Rock to honor boy who died in fire

Cathleen Allison/Nevada Appeal

Cathleen Allison/Nevada Appeal

Seeliger Elementary has not forgotten little Patrick Ryea, a third-grader who died in November when he became trapped in a neighbor's shed after starting a fire there.

Seeliger Principal Lee Conley said there are lessons in Patrick's life and death that his classmates can learn from. So on Thursday, next to a sycamore tree planted by Girl Scouts behind the school in Patrick's honor, volunteers placed a boulder that will carry Patrick's name for generations.

"We wanted something lasting, something permanent," said Conley on Thursday. "That's a good looking rock."
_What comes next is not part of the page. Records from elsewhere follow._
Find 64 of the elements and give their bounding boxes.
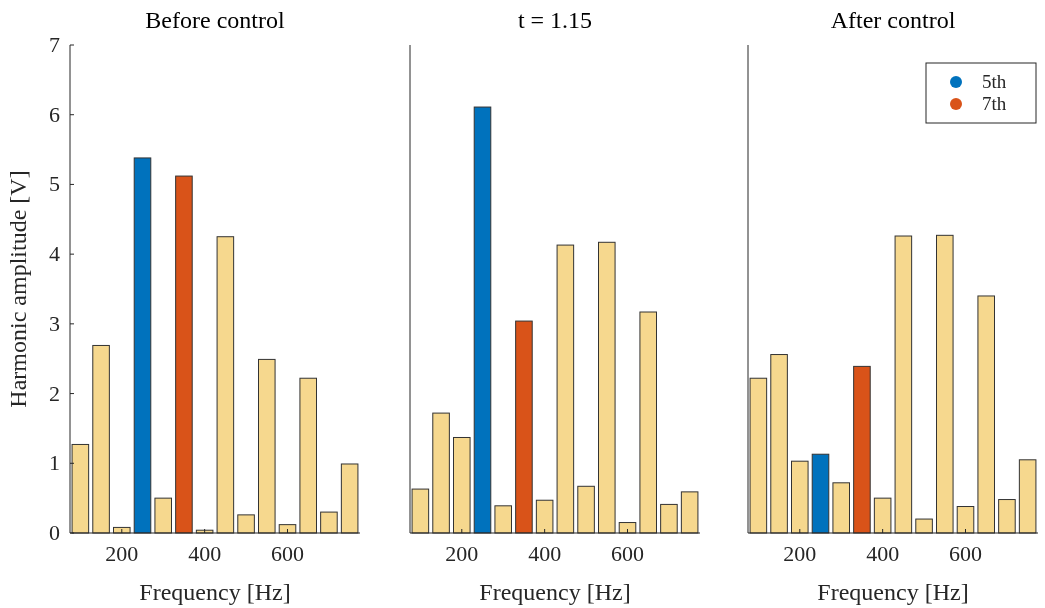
bar: [936, 234, 954, 534]
bar: [639, 311, 657, 534]
y-tick-label: 5: [49, 171, 60, 197]
bar: [515, 320, 533, 534]
bar: [340, 463, 359, 534]
bar: [133, 157, 152, 534]
y-tick-label: 4: [49, 241, 60, 267]
x-axis-title: Frequency [Hz]: [139, 579, 291, 605]
bar: [237, 514, 255, 534]
bar: [770, 354, 788, 534]
x-tick-label: 400: [188, 541, 222, 566]
bar: [154, 497, 172, 534]
bar: [432, 412, 450, 534]
bar: [853, 365, 871, 534]
legend-label: 7th: [982, 93, 1007, 114]
y-tick-label: 7: [49, 32, 60, 57]
x-tick-label: 600: [271, 541, 304, 566]
y-tick-label: 2: [49, 380, 60, 406]
bar: [299, 377, 317, 534]
bar: [535, 499, 554, 534]
bar: [998, 499, 1016, 534]
bar: [977, 295, 995, 534]
x-tick-label: 600: [949, 541, 982, 566]
x-tick-label: 200: [105, 541, 139, 566]
x-tick-label: 400: [866, 541, 900, 566]
x-axis-title: Frequency [Hz]: [817, 579, 969, 605]
x-tick-label: 200: [783, 541, 817, 566]
legend-label: 5th: [982, 71, 1007, 92]
bar: [791, 460, 809, 534]
bar: [577, 485, 595, 534]
bar: [598, 241, 616, 534]
chart-title: Before control: [145, 7, 285, 33]
bar: [175, 175, 193, 534]
bar: [1018, 459, 1037, 534]
bar: [216, 236, 235, 534]
x-tick-label: 600: [611, 541, 644, 566]
bar: [832, 482, 850, 534]
bar: [453, 436, 471, 534]
bar: [494, 505, 512, 534]
bar: [915, 518, 933, 534]
bar: [660, 503, 678, 534]
y-tick-label: 3: [49, 310, 60, 336]
chart-title: t = 1.15: [517, 7, 593, 33]
bar: [680, 491, 699, 534]
y-tick-label: 0: [49, 520, 60, 545]
bar: [258, 358, 276, 534]
bar: [473, 106, 492, 534]
bar: [956, 506, 975, 534]
y-axis-title: Harmonic amplitude [V]: [5, 170, 31, 408]
x-axis-title: Frequency [Hz]: [479, 579, 631, 605]
chart-title: After control: [830, 7, 956, 33]
bar: [71, 443, 90, 534]
bar: [894, 235, 913, 534]
bar: [749, 377, 768, 534]
x-tick-label: 200: [445, 541, 479, 566]
y-tick-label: 6: [49, 101, 60, 127]
bar: [556, 244, 575, 534]
bar: [411, 488, 430, 534]
bar: [873, 497, 892, 534]
bar: [320, 511, 338, 534]
bar: [811, 453, 830, 534]
bar: [92, 344, 110, 534]
y-tick-label: 1: [49, 450, 60, 476]
x-tick-label: 400: [528, 541, 562, 566]
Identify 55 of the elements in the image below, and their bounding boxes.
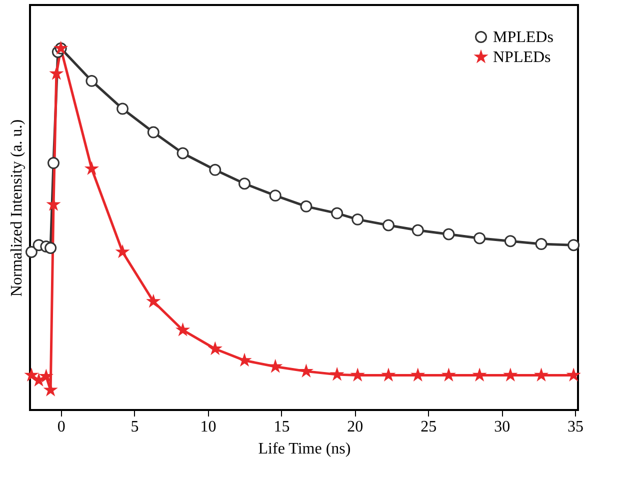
point bbox=[40, 370, 52, 382]
point bbox=[382, 219, 394, 232]
point bbox=[269, 190, 282, 202]
point bbox=[116, 102, 129, 115]
point bbox=[209, 342, 221, 354]
legend-label: MPLEDs bbox=[493, 29, 554, 46]
point bbox=[382, 369, 394, 380]
point bbox=[300, 200, 312, 212]
x-axis-title: Life Time (ns) bbox=[258, 440, 351, 458]
point bbox=[116, 246, 128, 257]
point bbox=[33, 374, 45, 386]
x-tick-label: 20 bbox=[347, 418, 364, 436]
x-tick-label: 25 bbox=[420, 418, 437, 436]
point bbox=[536, 369, 548, 380]
point bbox=[176, 147, 189, 160]
point bbox=[504, 235, 516, 248]
point bbox=[412, 369, 424, 380]
point bbox=[504, 369, 516, 380]
legend-label: NPLEDs bbox=[493, 49, 551, 66]
point bbox=[177, 324, 189, 336]
x-tick-label: 30 bbox=[494, 418, 510, 436]
x-tick-label: 5 bbox=[130, 418, 139, 436]
point bbox=[474, 369, 486, 380]
point bbox=[568, 369, 580, 380]
x-tick-label: 35 bbox=[568, 418, 584, 436]
point bbox=[568, 239, 580, 252]
point bbox=[44, 384, 56, 396]
x-tick-label: 0 bbox=[57, 418, 66, 436]
point bbox=[209, 164, 222, 176]
point bbox=[148, 296, 160, 307]
point bbox=[442, 369, 454, 380]
point bbox=[474, 232, 486, 244]
point bbox=[412, 224, 424, 236]
point bbox=[147, 126, 160, 138]
y-axis-title: Normalized Intensity (a. u.) bbox=[8, 119, 26, 297]
point bbox=[270, 360, 282, 372]
point bbox=[331, 368, 343, 380]
point bbox=[26, 369, 38, 380]
point bbox=[238, 354, 250, 366]
point bbox=[86, 162, 98, 174]
point bbox=[25, 246, 38, 258]
point bbox=[48, 198, 60, 210]
point bbox=[238, 178, 250, 190]
point bbox=[352, 369, 364, 380]
point bbox=[48, 157, 60, 170]
point bbox=[442, 228, 455, 240]
point bbox=[300, 365, 312, 376]
point bbox=[86, 74, 98, 87]
x-tick-label: 15 bbox=[274, 418, 290, 436]
point bbox=[44, 242, 57, 254]
point bbox=[352, 213, 364, 226]
x-tick-label: 10 bbox=[200, 418, 216, 436]
point bbox=[535, 238, 548, 250]
point bbox=[331, 207, 344, 220]
point bbox=[50, 68, 62, 79]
Representatives from the Nevada Department of Transportation, Fisher Industries, Cashman Equipment Company and Stetson Inc., unloaded and placed the boulder Thursday morning. It was pulled from the earth where the new I-580 freeway will connect the Mt. Rose Highway to the Bowers Mansion cutoff.

Conley said the tree and rock can serve as tangible reminders for Patrick's classmates. "This is a lasting memorial for him and to remind kids how important fire safety is," Conley said. "We want the kids to remember Patrick and to not dink around with fire."

After Spring Break there will be a formal ceremony once a plaque with Patrick's name is put into place.

"He touched a lot of people and it's nice that he is being remembered," said Patrick's mother, Sylvia Parmenter, who admitted the dedication of the tree in Patrick's name was both heartbreaking and uplifting.

Parmenter had her own warning for parents.

"My biggest problem with the whole situation is that I had no idea how to be more effective with him in teaching him not to play with fire. I had caught him doing that before, but I was clueless as to how to go about teaching him not to. As parents we try to do the best we can, but sometimes it's not enough."

Parmenter said that if others see a curiosity with fire in their children, they must do whatever it takes to stop them.

"Not only do your kids think they are Superman and indestructible but sometimes parents think their kids are too," she said. "If something good can come out of this - if someone can learn something from this - that would be great."